A FLOWING THROUGH TIME AND TRADITION PROGRAM
Join us for The First Water is the Body: Tracing Streams, the fifth in a series of Beit Midrash Study Sessions inspired by the art and objects on view in Flowing through Time and Tradition.
In person at the Magnes Collection of Jewish Art and Life, 2121 Allston Way, Berkeley, CA
RSVP
Whether we swim in, hike alongside, or sit contemplating: each of us has intimate relationships with bodies of water, including the rivers and creeks where we live. Poems can be a means of investigating and expressing these relationships; of tracing the course of the running waters in our lives, our lands, and their paths in our bodies. In this session we will read and discuss poems of this kind from classical Jewish and contemporary sources. Then using prompts we will reflect on our own experiences of “living water,” and draft stream-poems of our own.

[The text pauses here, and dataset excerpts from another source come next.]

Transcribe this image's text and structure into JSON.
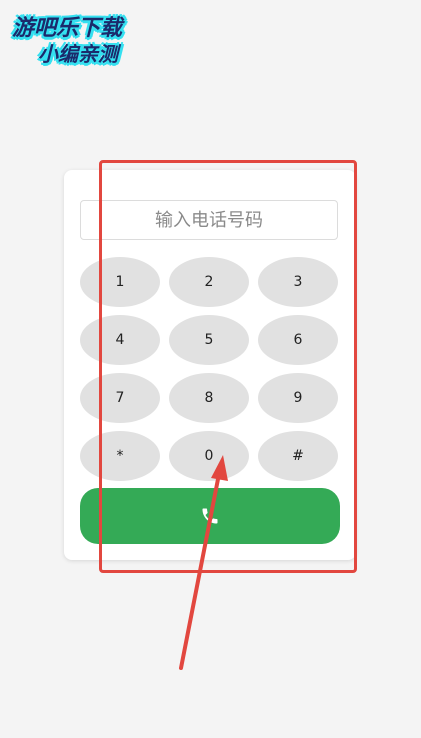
{
  "watermark": {
    "line1": "游吧乐下载",
    "line2": "小编亲测"
  },
  "dialer": {
    "placeholder": "输入电话号码",
    "keys": [
      "1",
      "2",
      "3",
      "4",
      "5",
      "6",
      "7",
      "8",
      "9",
      "*",
      "0",
      "#"
    ],
    "call_icon": "phone-icon"
  },
  "colors": {
    "call_button": "#34aa56",
    "key_background": "#e1e1e1",
    "annotation": "#e2473f",
    "page_background": "#f4f4f4"
  }
}
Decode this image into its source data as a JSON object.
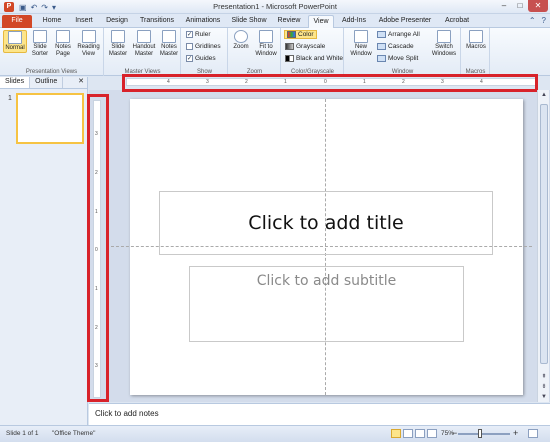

Please join us for a special gallery tour focusing on objects connected to the monthly Beit Midrash theme before each study session from 1:00-1:30pm. Please RSVP for the gallery tour here.
The Magnes’s programs and exhibitions are supported by our community. Click here to make a suggested donation of $10 per session or $55 for the full series.
If you have any questions about accessibility or require accommodations to participate in this event, please contact us at dalter@berkeley.edu or call us at (510) 643-2526 with as much advance notice as possible.
Program is subject to change.
About the guest teacher
Dan Alter is the Learning and Engagement Coordinator at the Magnes. He is the author of two collections of poetry: My Little Book of Exiles (Eyewear, 2002) winner of the Cowan Poetry Prize, and Hills Full of Holes (Fernwood, 2025). He is also the translator of Take a Breath, You’re Getting Excited (Ben Yehuda, 2024), from the Hebrew of Yakir Ben-Moshe. He has taught classes and facilitated conversations on many topics related to Jewish poetry.
About the series
Beit Midrash, meaning a house of study in Hebrew, is a series of eight creative, collaborative study sessions inspired by the art and objects on view in Flowing through Time and Tradition. Guided by the curator and guest teachers, we will engage with texts and artistic expressions to delve deeper into the exhibition objects and themes, to draw knowledge, surface reflections, and pour forth new perspectives.
About the exhibition
Exploring the theme of water through the holdings of the Magnes Collection, Flowing through Time and Tradition traces how water flows through and shapes Jewish lives: enacting belief, sustaining life and communities, providing the means for spiritual cleansing, and mapping identities.